On 9 March 2007, U.S. Representative Doris Matsui (D-CA, 5th) introduced HR 1453, legislation that would authorize the National Science Foundation (NSF) to make grants to institutions to develop programs to provide communications training to science graduate students. As introduced, the “Scientific Communications Act of 2007” would authorize $10 million for the NSF to make grants “on a competitive, merit-reviewed basis, in a manner so as to ensure relevance to public policymaking.” The legislation would also require that NSF incorporate the new grant program with existing graduate student training programs, such as the Integrative Graduate Education and Research Traineeship (IGERT) program.

The legislation--cosponsored by Science and Technology Committee Chairman, Rep. Bart Gordon (D-TN, 6th), Rep. Thomas Allen (D-ME, 1st), and Rep. Rush Holt (D-NJ, 12th)--has been referred to the House Committee on Science and Technology.

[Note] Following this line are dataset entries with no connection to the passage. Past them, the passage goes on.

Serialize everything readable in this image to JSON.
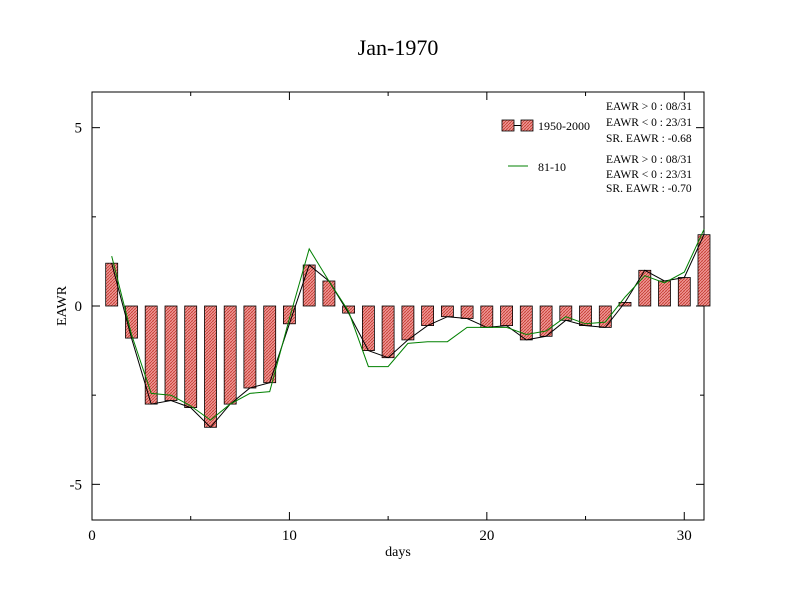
{
  "chart_data": {
    "type": "bar",
    "title": "Jan-1970",
    "xlabel": "days",
    "ylabel": "EAWR",
    "xlim": [
      0,
      31
    ],
    "ylim": [
      -6,
      6
    ],
    "x_ticks": [
      0,
      10,
      20,
      30
    ],
    "y_ticks": [
      5,
      0,
      -5
    ],
    "x_tick_labels": [
      "0",
      "10",
      "20",
      "30"
    ],
    "y_tick_labels": [
      "5",
      "0",
      "-5"
    ],
    "grid": false,
    "legend_position": "top-right",
    "days": [
      1,
      2,
      3,
      4,
      5,
      6,
      7,
      8,
      9,
      10,
      11,
      12,
      13,
      14,
      15,
      16,
      17,
      18,
      19,
      20,
      21,
      22,
      23,
      24,
      25,
      26,
      27,
      28,
      29,
      30,
      31
    ],
    "series": [
      {
        "name": "1950-2000",
        "style": "bar",
        "values": [
          1.2,
          -0.9,
          -2.75,
          -2.65,
          -2.85,
          -3.4,
          -2.75,
          -2.3,
          -2.15,
          -0.5,
          1.15,
          0.7,
          -0.2,
          -1.25,
          -1.45,
          -0.95,
          -0.55,
          -0.3,
          -0.35,
          -0.6,
          -0.55,
          -0.95,
          -0.85,
          -0.4,
          -0.55,
          -0.6,
          0.1,
          1.0,
          0.7,
          0.8,
          2.0
        ],
        "fill_color": "#f28b8b",
        "line_color": "#000000"
      },
      {
        "name": "81-10",
        "style": "line",
        "values": [
          1.4,
          -0.8,
          -2.45,
          -2.5,
          -2.8,
          -3.2,
          -2.75,
          -2.45,
          -2.4,
          -0.35,
          1.6,
          0.7,
          -0.15,
          -1.7,
          -1.7,
          -1.05,
          -1.0,
          -1.0,
          -0.6,
          -0.6,
          -0.6,
          -0.8,
          -0.7,
          -0.3,
          -0.5,
          -0.45,
          0.25,
          0.85,
          0.65,
          0.95,
          2.15
        ],
        "color": "#008000"
      }
    ],
    "legend": {
      "entries": [
        {
          "label": "1950-2000",
          "style": "bar"
        },
        {
          "label": "81-10",
          "style": "line"
        }
      ]
    },
    "annotations": {
      "block1": [
        "EAWR > 0 : 08/31",
        "EAWR < 0 : 23/31",
        "SR. EAWR : -0.68"
      ],
      "block2": [
        "EAWR > 0 : 08/31",
        "EAWR < 0 : 23/31",
        "SR. EAWR : -0.70"
      ]
    }
  }
}
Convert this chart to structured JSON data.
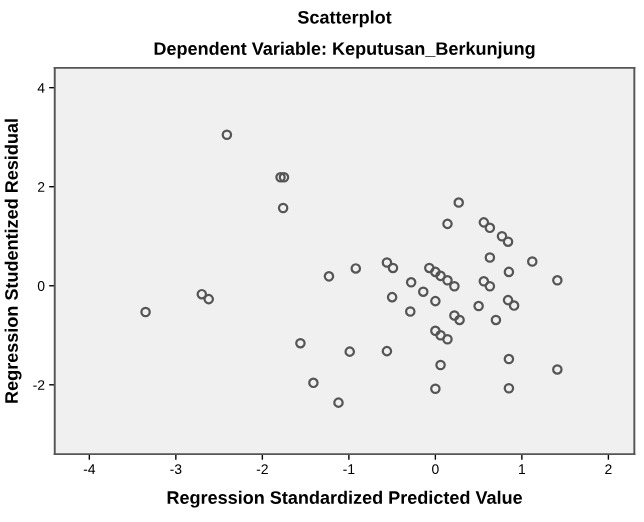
{
  "chart_data": {
    "type": "scatter",
    "title": "Scatterplot",
    "subtitle": "Dependent Variable: Keputusan_Berkunjung",
    "xlabel": "Regression Standardized Predicted Value",
    "ylabel": "Regression Studentized Residual",
    "x": [
      -2.41,
      -1.79,
      -1.75,
      -1.76,
      -1.23,
      -3.35,
      -2.7,
      -2.62,
      -1.56,
      -1.41,
      -1.12,
      -0.92,
      -0.99,
      -0.56,
      -0.56,
      -0.49,
      -0.28,
      -0.5,
      -0.29,
      -0.14,
      -0.07,
      0.0,
      0.06,
      0.14,
      0.22,
      0.0,
      0.22,
      0.28,
      0.0,
      0.06,
      0.14,
      0.06,
      0.0,
      0.27,
      0.14,
      0.56,
      0.63,
      0.77,
      0.84,
      0.63,
      0.85,
      1.12,
      1.41,
      0.56,
      0.63,
      0.5,
      0.84,
      0.91,
      0.7,
      0.85,
      1.41,
      0.85
    ],
    "values": [
      3.05,
      2.19,
      2.19,
      1.57,
      0.19,
      -0.53,
      -0.17,
      -0.27,
      -1.16,
      -1.96,
      -2.36,
      0.35,
      -1.33,
      -1.32,
      0.47,
      0.36,
      0.07,
      -0.23,
      -0.52,
      -0.12,
      0.36,
      0.28,
      0.2,
      0.11,
      -0.01,
      -0.31,
      -0.6,
      -0.69,
      -0.91,
      -1.0,
      -1.08,
      -1.6,
      -2.08,
      1.68,
      1.25,
      1.28,
      1.17,
      1.0,
      0.89,
      0.57,
      0.28,
      0.49,
      0.11,
      0.09,
      -0.01,
      -0.41,
      -0.29,
      -0.4,
      -0.69,
      -1.48,
      -1.69,
      -2.07
    ],
    "color": "#555555",
    "marker": "circle",
    "xlim": [
      -4.4,
      2.3
    ],
    "ylim": [
      -3.4,
      4.4
    ],
    "xticks": [
      -4,
      -3,
      -2,
      -1,
      0,
      1,
      2
    ],
    "yticks": [
      -2,
      0,
      2,
      4
    ],
    "grid": false,
    "legend": false
  }
}
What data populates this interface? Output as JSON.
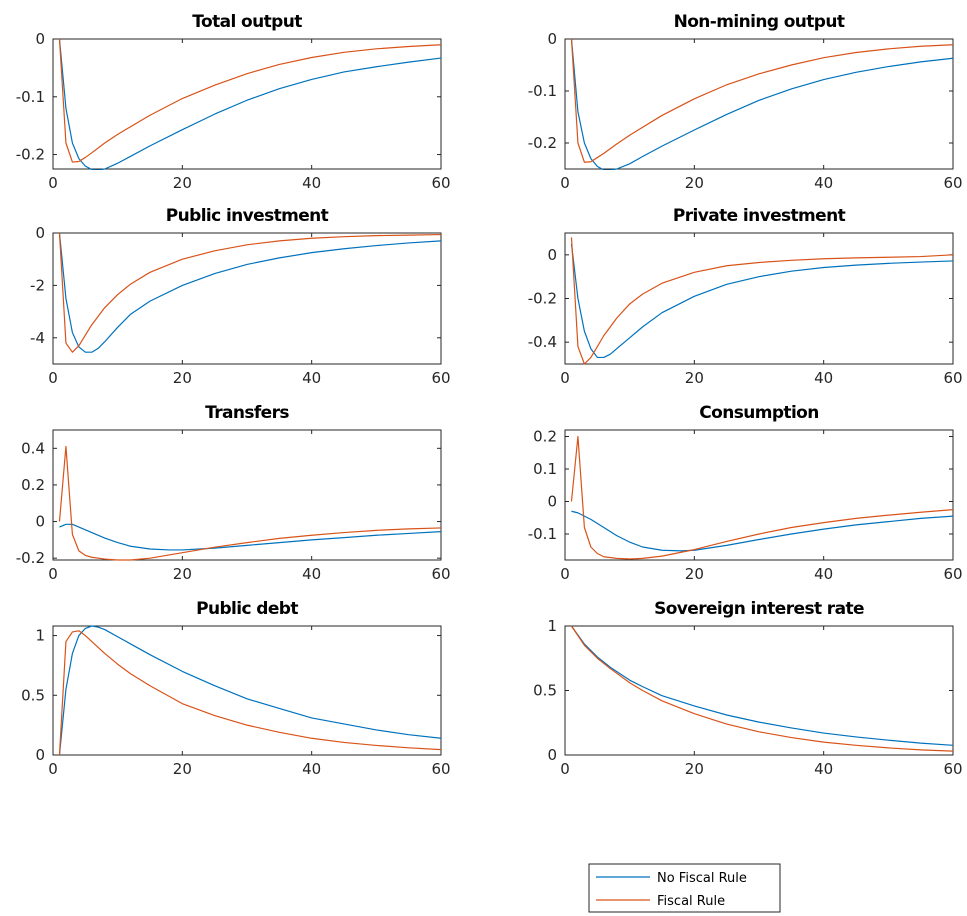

As justification of need for the new program, HR 1453 would “Find” that:

  1. with the increasing presence of science and technology in public policy issues, a greater national effort needs to be made to train scientists to engage in the public dialogue;
  2. graduate training programs in science and engineering often lack opportunities for students to develop communications skills that will enable them to effectively explain technical topics to nonscientific audiences;
  3. providing training in communications skills development will ensure that United States-trained scientists are better prepared to engage in dialogue on technical topics with policymakers and business leaders;
  4. given the enormous annual investment that the Federal Government makes in the United States research enterprise, training scientists to interact with policymakers will improve accessibility to information and ensure that technical expertise is included in the public policy dialogue; and
  5. providing early career preparation for interaction with nonscientists will improve the ability of research scientists to engage in public/private partnerships to facilitate product development based on United States research discoveries.